Designers could be Greener when it comes to specifying paper, says Dominic Murphy. More recycling and sustainable thinking – as well as using sustainable sources – are the best options for creatives who really want to save the planet
Go on, be honest. As a designer, how often do you use environmentally friendly paper? Probably not very often, according to Dorothy MacKenzie, chairwoman of Dragon Brands, the branding and design consultancy, who also chairs the Green Alliance think-thank. ‘Environmental criteria are not yet “top of mind” for many designers, unless this is specified very clearly in briefs from clients – and this happens rarely. So designers often fall back on papers they are very familiar with, as they are first of all thinking about how to achieve a particular type of end result.’
Don’t blame the suppliers. There is a real feeling, says MacKenzie, that many are getting their acts together and it is routine to find sustainably sourced papers carrying the logo of the Forest Stewardship Council. In October last year, for example, Arjowiggins announced that its ubiquitous Conqueror range was now FSC-compliant, and has promised that its fine papers will be similarly accredited by June this year. ‘The idea is to move to carbon neutral,’ says Arjowiggins marketing director David Cook, who says that this is more than a PR exercise, and that huge cultural changes are being made across the company. ‘I’m as cynical as the next person,’ he says. ‘You could be driving a Ferrari and offsetting it and saying you’re carbon neutral, but that is a weak argument.’
While such moves are to be applauded, there are those in the industry who think there is too much emphasis on sustainably sourced pulp. ‘One issue with FSC compliance,’ says Sophie Thomas, co-director of consultancy Thomas Matthews, ‘is that, even though the sources are accredited, the pulp could be from a forest in Brazil, so there is [still] a large carbon footprint. The argument should be [about] the choice between FSC-compliant and recycled paper.’
It is issues such as this that Thomas wants to highlight through Three Trees Don’t Make a Forest (www.threetreesdontmakeaforest.org), a not-for-profit enterprise she has set up with two like-minded creatives, Caroline Clark and Nat Hunter. Designers, says Thomas, could concentrate on using recycled stock, which would not only mean fewer trees being chopped down, but less paper ending up in landfill (according to Wrap, the Government-backed Waste and Resources Action Programme, nearly 40 per cent of paper used in the UK still ends up in the waste stream). ‘I don’t believe in using virgin paper at all,’ says Thomas; ‘I think that is ridiculous. It seems crazy that we take this finite resource and turn it into something that we generally don’t recycle.’

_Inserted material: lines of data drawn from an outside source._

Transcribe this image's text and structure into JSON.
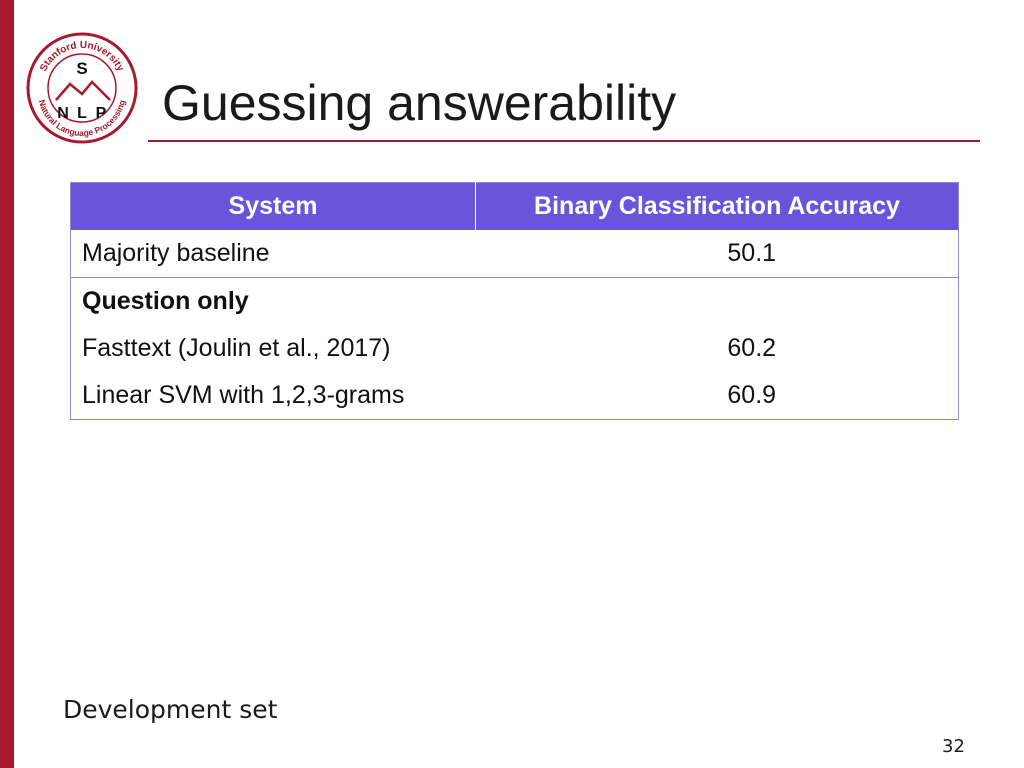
{
  "slide": {
    "title": "Guessing answerability",
    "footnote": "Development set",
    "page_number": "32"
  },
  "logo": {
    "top_text": "Stanford University",
    "bottom_text": "Natural Language Processing",
    "letters": [
      "S",
      "N",
      "L",
      "P"
    ]
  },
  "table": {
    "headers": [
      "System",
      "Binary Classification Accuracy"
    ],
    "rows": [
      {
        "system": "Majority baseline",
        "accuracy": "50.1"
      },
      {
        "system": "Question only",
        "accuracy": ""
      },
      {
        "system": "Fasttext (Joulin et al., 2017)",
        "accuracy": "60.2"
      },
      {
        "system": "Linear SVM with 1,2,3-grams",
        "accuracy": "60.9"
      }
    ]
  },
  "colors": {
    "accent": "#a6192e",
    "table_header_bg": "#6a54db",
    "table_border": "#8e8ccc"
  }
}
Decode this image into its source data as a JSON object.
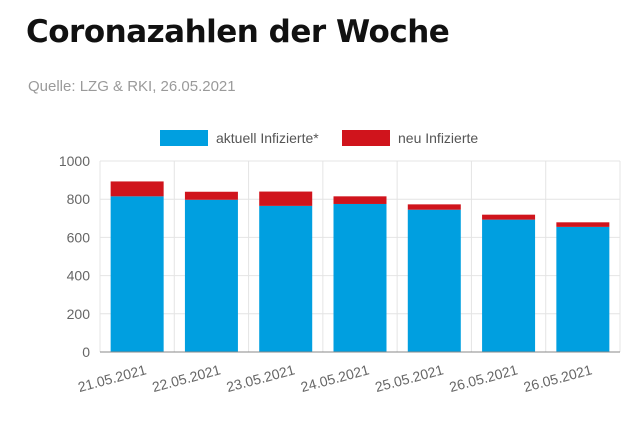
{
  "header": {
    "title": "Coronazahlen der Woche",
    "subtitle": "Quelle: LZG & RKI, 26.05.2021"
  },
  "colors": {
    "aktuell": "#009fe0",
    "neu": "#d0141c",
    "grid": "#e4e4e4",
    "axis": "#888888",
    "text": "#666666"
  },
  "chart_data": {
    "type": "bar",
    "stacked": true,
    "categories": [
      "21.05.2021",
      "22.05.2021",
      "23.05.2021",
      "24.05.2021",
      "25.05.2021",
      "26.05.2021",
      "26.05.2021"
    ],
    "series": [
      {
        "name": "aktuell Infizierte*",
        "values": [
          815,
          797,
          765,
          775,
          745,
          693,
          655
        ]
      },
      {
        "name": "neu Infizierte",
        "values": [
          78,
          42,
          75,
          40,
          28,
          26,
          24
        ]
      }
    ],
    "ylim": [
      0,
      1000
    ],
    "yticks": [
      0,
      200,
      400,
      600,
      800,
      1000
    ],
    "legend_position": "top",
    "grid": true
  }
}
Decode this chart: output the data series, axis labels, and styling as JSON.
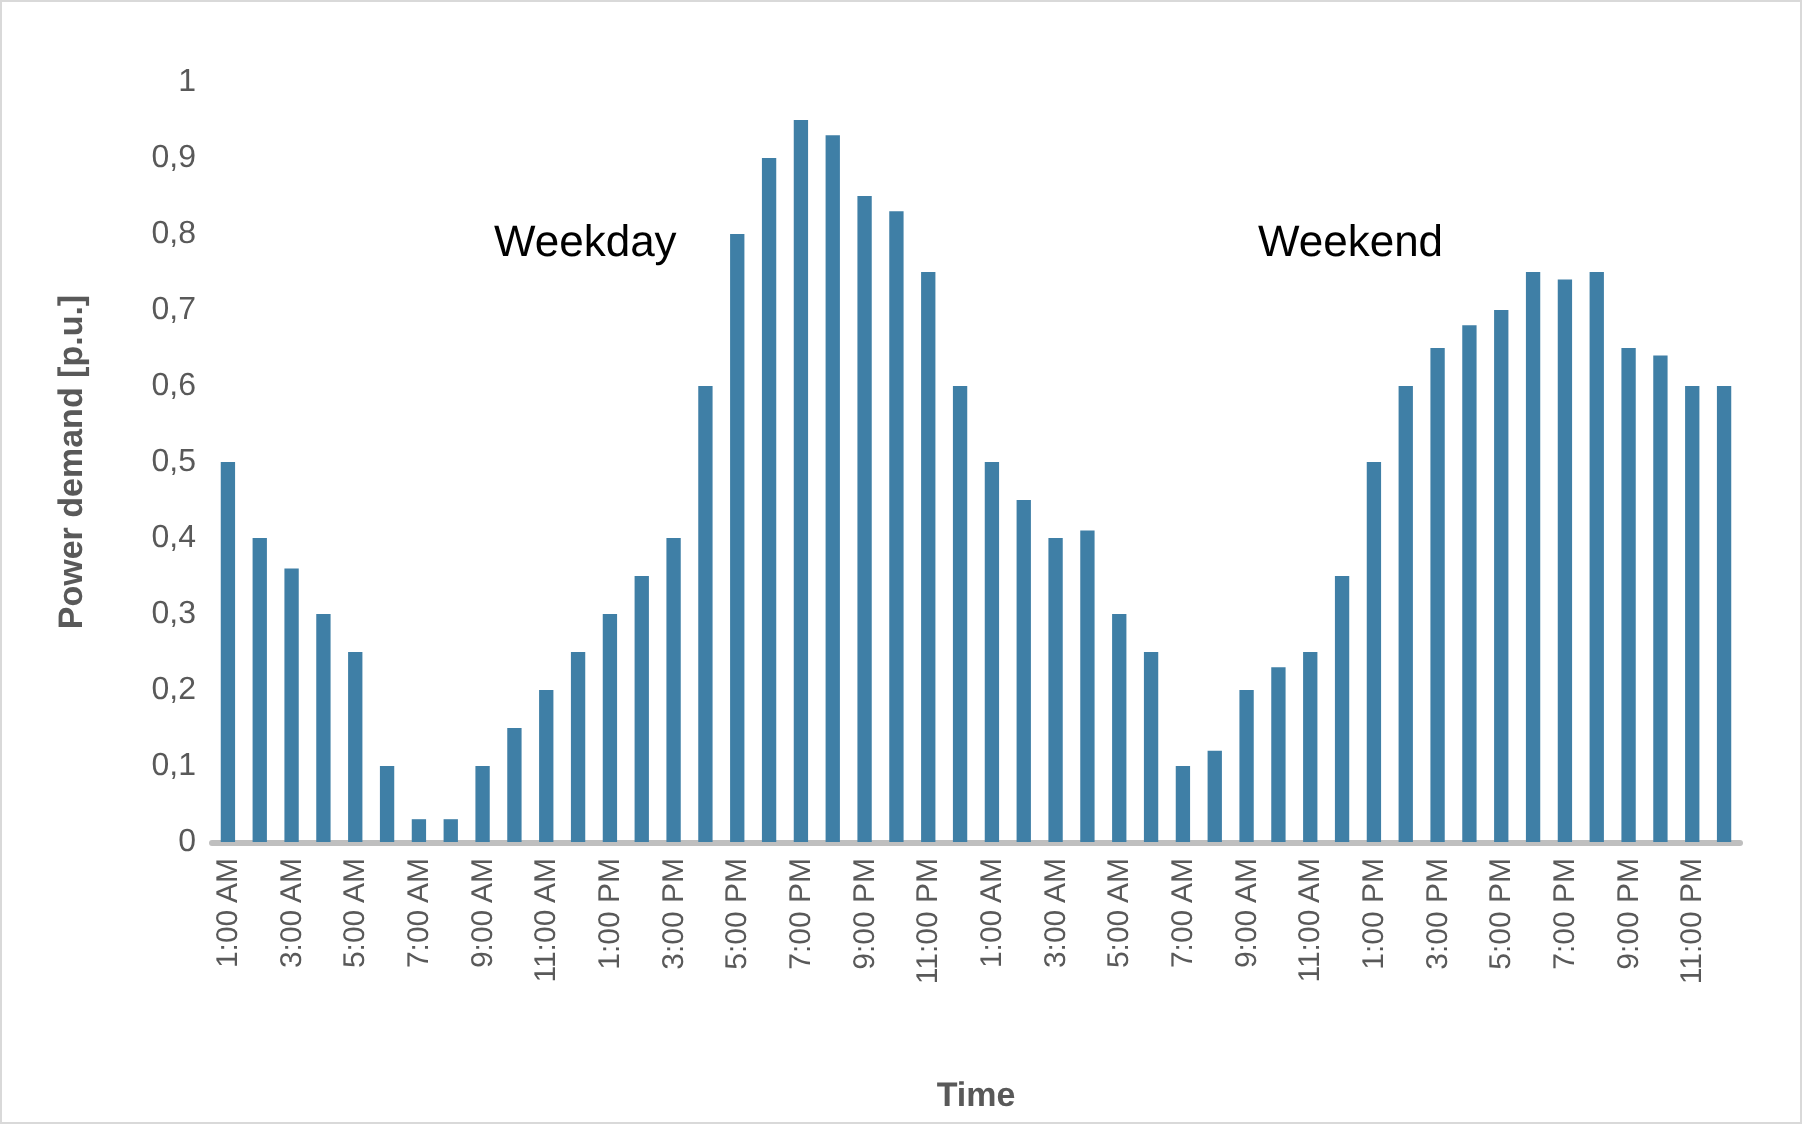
{
  "chart_data": {
    "type": "bar",
    "xlabel": "Time",
    "ylabel": "Power demand [p.u.]",
    "annotations": [
      "Weekday",
      "Weekend"
    ],
    "categories": [
      "1:00 AM",
      null,
      "3:00 AM",
      null,
      "5:00 AM",
      null,
      "7:00 AM",
      null,
      "9:00 AM",
      null,
      "11:00 AM",
      null,
      "1:00 PM",
      null,
      "3:00 PM",
      null,
      "5:00 PM",
      null,
      "7:00 PM",
      null,
      "9:00 PM",
      null,
      "11:00 PM",
      null,
      "1:00 AM",
      null,
      "3:00 AM",
      null,
      "5:00 AM",
      null,
      "7:00 AM",
      null,
      "9:00 AM",
      null,
      "11:00 AM",
      null,
      "1:00 PM",
      null,
      "3:00 PM",
      null,
      "5:00 PM",
      null,
      "7:00 PM",
      null,
      "9:00 PM",
      null,
      "11:00 PM",
      null
    ],
    "values": [
      0.5,
      0.4,
      0.36,
      0.3,
      0.25,
      0.1,
      0.03,
      0.03,
      0.1,
      0.15,
      0.2,
      0.25,
      0.3,
      0.35,
      0.4,
      0.6,
      0.8,
      0.9,
      0.95,
      0.93,
      0.85,
      0.83,
      0.75,
      0.6,
      0.5,
      0.45,
      0.4,
      0.41,
      0.3,
      0.25,
      0.1,
      0.12,
      0.2,
      0.23,
      0.25,
      0.35,
      0.5,
      0.6,
      0.65,
      0.68,
      0.7,
      0.75,
      0.74,
      0.75,
      0.65,
      0.64,
      0.6,
      0.6
    ],
    "color": "#3f7fa6",
    "ylim": [
      0,
      1
    ],
    "yticks": [
      0,
      {
        "value": 0.1,
        "label": "0,1"
      },
      {
        "value": 0.2,
        "label": "0,2"
      },
      {
        "value": 0.3,
        "label": "0,3"
      },
      {
        "value": 0.4,
        "label": "0,4"
      },
      {
        "value": 0.5,
        "label": "0,5"
      },
      {
        "value": 0.6,
        "label": "0,6"
      },
      {
        "value": 0.7,
        "label": "0,7"
      },
      {
        "value": 0.8,
        "label": "0,8"
      },
      {
        "value": 0.9,
        "label": "0,9"
      },
      1
    ]
  }
}
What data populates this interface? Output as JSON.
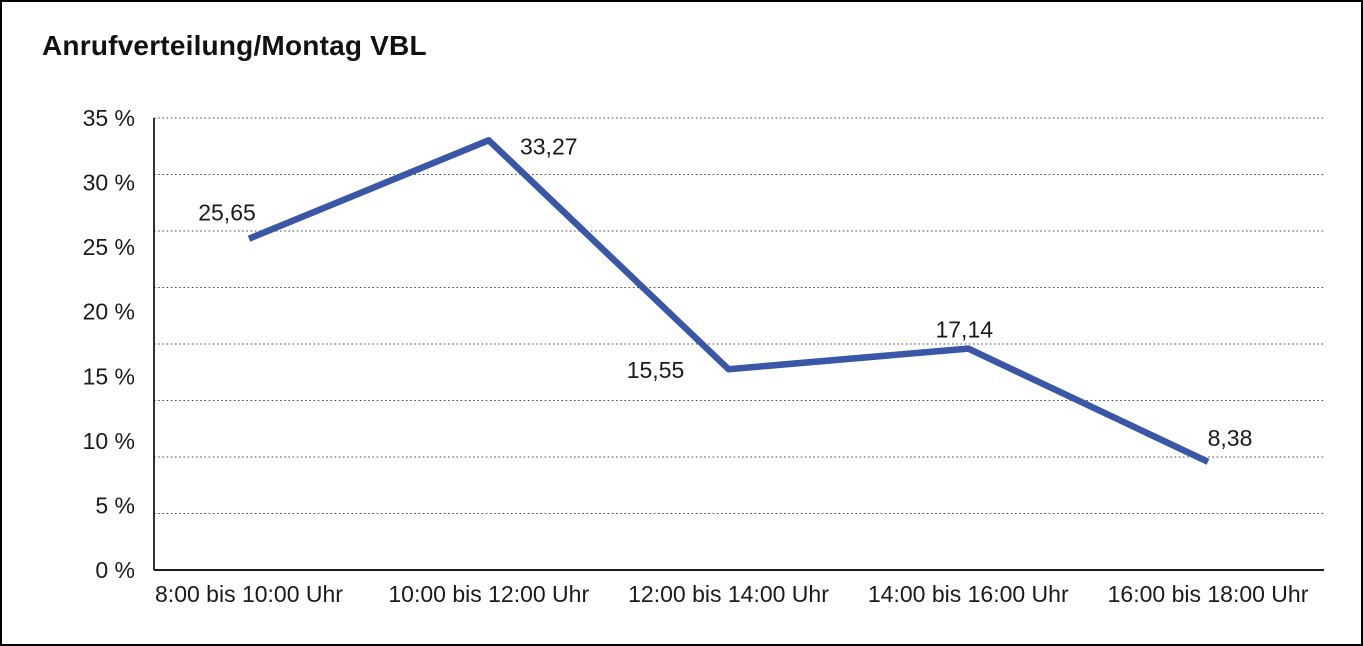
{
  "chart_data": {
    "type": "line",
    "title": "Anrufverteilung/Montag VBL",
    "categories": [
      "8:00 bis 10:00 Uhr",
      "10:00 bis 12:00 Uhr",
      "12:00 bis 14:00 Uhr",
      "14:00 bis 16:00 Uhr",
      "16:00 bis 18:00 Uhr"
    ],
    "values": [
      25.65,
      33.27,
      15.55,
      17.14,
      8.38
    ],
    "value_labels": [
      "25,65",
      "33,27",
      "15,55",
      "17,14",
      "8,38"
    ],
    "unit": "%",
    "xlabel": "",
    "ylabel": "",
    "ylim": [
      0,
      35
    ],
    "ytick_step": 5,
    "ytick_labels": [
      "0 %",
      "5 %",
      "10 %",
      "15 %",
      "20 %",
      "25 %",
      "30 %",
      "35 %"
    ],
    "grid": "horizontal-dotted",
    "grid_divisions": 8,
    "legend": "none",
    "colors": {
      "line": "#3A57A7",
      "grid": "#4a4a4a",
      "axis": "#1c1c1c",
      "text": "#1a1a1a",
      "background": "#ffffff",
      "frame_border": "#000000"
    }
  }
}
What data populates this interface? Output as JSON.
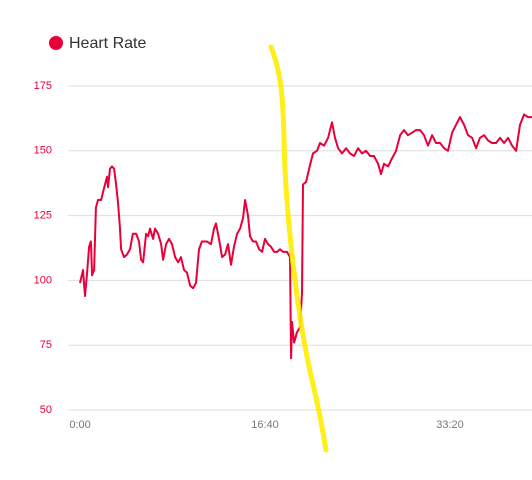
{
  "chart_data": {
    "type": "line",
    "x": [
      0,
      16,
      27,
      38,
      49,
      59,
      65,
      76,
      86,
      97,
      114,
      124,
      135,
      146,
      151,
      162,
      173,
      184,
      195,
      205,
      216,
      222,
      238,
      254,
      270,
      286,
      303,
      319,
      330,
      341,
      357,
      368,
      378,
      395,
      405,
      422,
      438,
      449,
      465,
      481,
      497,
      514,
      530,
      546,
      562,
      578,
      595,
      611,
      627,
      643,
      659,
      686,
      708,
      724,
      735,
      751,
      768,
      784,
      800,
      816,
      832,
      849,
      865,
      881,
      892,
      908,
      919,
      935,
      951,
      968,
      984,
      1000,
      1016,
      1032,
      1049,
      1065,
      1081,
      1097,
      1119,
      1135,
      1141,
      1146,
      1157,
      1173,
      1189,
      1200,
      1205,
      1222,
      1238,
      1259,
      1281,
      1297,
      1319,
      1341,
      1362,
      1378,
      1395,
      1416,
      1438,
      1459,
      1481,
      1503,
      1524,
      1546,
      1568,
      1589,
      1611,
      1627,
      1643,
      1665,
      1686,
      1708,
      1730,
      1751,
      1773,
      1795,
      1816,
      1838,
      1859,
      1881,
      1903,
      1924,
      1946,
      1968,
      1989,
      2011,
      2032,
      2054,
      2076,
      2097,
      2119,
      2141,
      2162,
      2184,
      2205,
      2227,
      2249,
      2270,
      2292,
      2314,
      2335,
      2357,
      2378,
      2400,
      2422,
      2443
    ],
    "series": [
      {
        "name": "Heart Rate",
        "color": "#e8003a",
        "values": [
          99,
          104,
          94,
          103,
          113,
          115,
          102,
          104,
          128,
          131,
          131,
          134,
          137,
          140,
          136,
          143,
          144,
          143,
          137,
          130,
          120,
          112,
          109,
          110,
          112,
          118,
          118,
          115,
          108,
          107,
          118,
          117,
          120,
          116,
          120,
          118,
          114,
          108,
          114,
          116,
          114,
          109,
          107,
          109,
          104,
          103,
          98,
          97,
          99,
          112,
          115,
          115,
          114,
          120,
          122,
          116,
          109,
          110,
          114,
          106,
          113,
          118,
          120,
          124,
          131,
          125,
          117,
          115,
          115,
          112,
          111,
          116,
          114,
          113,
          111,
          111,
          112,
          111,
          111,
          109,
          70,
          84,
          76,
          80,
          82,
          95,
          137,
          138,
          143,
          149,
          150,
          153,
          152,
          155,
          161,
          155,
          151,
          149,
          151,
          149,
          148,
          151,
          149,
          150,
          148,
          148,
          145,
          141,
          145,
          144,
          147,
          150,
          156,
          158,
          156,
          157,
          158,
          158,
          156,
          152,
          156,
          153,
          153,
          151,
          150,
          157,
          160,
          163,
          160,
          156,
          155,
          151,
          155,
          156,
          154,
          153,
          153,
          155,
          153,
          155,
          152,
          150,
          160,
          164,
          163,
          163
        ]
      }
    ],
    "xlim": [
      -65,
      2443
    ],
    "xticks": [
      {
        "value": 0,
        "label": "0:00"
      },
      {
        "value": 1000,
        "label": "16:40"
      },
      {
        "value": 2000,
        "label": "33:20"
      }
    ],
    "ylim": [
      50,
      175
    ],
    "yticks": [
      50,
      75,
      100,
      125,
      150,
      175
    ],
    "grid": true
  }
}
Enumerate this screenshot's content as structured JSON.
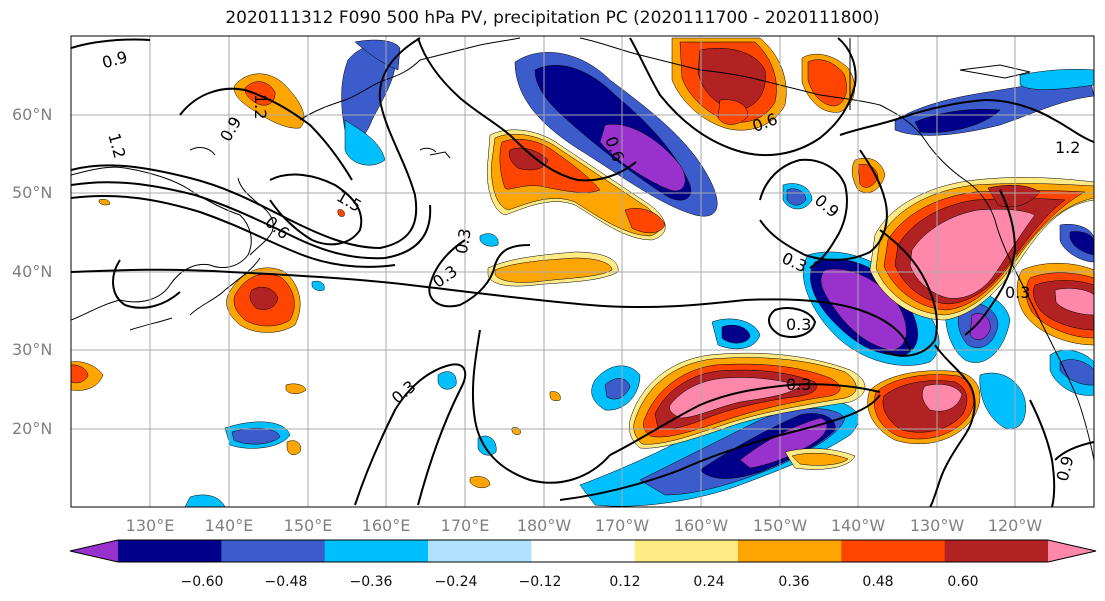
{
  "title": "2020111312 F090 500 hPa PV, precipitation PC (2020111700 - 2020111800)",
  "lat_labels": [
    "60°N",
    "50°N",
    "40°N",
    "30°N",
    "20°N"
  ],
  "lon_labels": [
    "130°E",
    "140°E",
    "150°E",
    "160°E",
    "170°E",
    "180°W",
    "170°W",
    "160°W",
    "150°W",
    "140°W",
    "130°W",
    "120°W"
  ],
  "colorbar": {
    "colors": [
      "#9932cc",
      "#00008b",
      "#3c5ccc",
      "#00bfff",
      "#b0e2ff",
      "#ffffff",
      "#ffeb86",
      "#ffa500",
      "#ff4500",
      "#b22222",
      "#ff88aa"
    ],
    "tick_labels": [
      "−0.60",
      "−0.48",
      "−0.36",
      "−0.24",
      "−0.12",
      "0.12",
      "0.24",
      "0.36",
      "0.48",
      "0.60"
    ]
  },
  "contour_labels": [
    "0.9",
    "1.2",
    "1.2",
    "0.9",
    "1.5",
    "0.6",
    "0.3",
    "0.3",
    "0.6",
    "0.6",
    "1.2",
    "0.9",
    "0.3",
    "0.3",
    "0.3",
    "0.3",
    "0.3",
    "0.9"
  ],
  "colors": {
    "contour": "#000000",
    "grid": "#aaaaaa",
    "coast": "#000000"
  }
}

However, to be genuinely Green in paper usage requires more than an understanding of ‘recycled versus sustainably sourced’. There are some simple first steps, says Anne Chick, reader in sustainable design at Kingston University, such as asking whether you need to use it in the first place, as opposed to, say, electronic communication. Other easy approaches might include asking yourself it is necessary to bleed pictures or tints off the edge of the page, thus leaving hard-to-recycle scraps after trimming. And if you are designing a brochure or publication, try to specify standard sizes of paper for which printing presses are configured, so you reduce the amount of waste.
As well as paper itself, there are also the eco issues of inks, sealants and bleaching processes. It helps, too, if you have the telephone numbers of a few sympathetic printers. And let’s not forget that one person’s ‘recycled’ paper is not necessarily another’s. According to Friends of the Earth, only ‘post-consumer waste’ that has been used by the consumer can rightly be described as recycled. Mill waste, on the other hand, which occurs during the paper-making process and then is reused, should not be included in this definition, although it often happens in practice.
No one claims that getting to grips with the subject is straightforward, but, says Chick, the current situation could be improved if art schools were to raise their game. For many graphics courses, sustainability is ‘not a priority part of the curriculum’.
Perhaps, then, this goes some way to explain what Thomas, among others, calls myths about environmentally friendly paper – chief among them that they are cruder than the virgin equivalent. A decade ago, this might have been the case when the former had a rough-and-ready quality and was the butt of jokes involving sandals and muesli. Today, says Thomas, this is just not true. ‘You can go hairy jumper if you like, or you can go super white.’
Another myth, she says, is the idea that more energy is used in recycling paper than in making it from virgin pulp. According to a major Danish study comparing 100 per cent recycled to virgin stock, the manufacture of 1 tonne of the former can save 1.32 tonnes of carbon dioxide. As Thomas might put it, designers should talk less rubbish – and use more of it.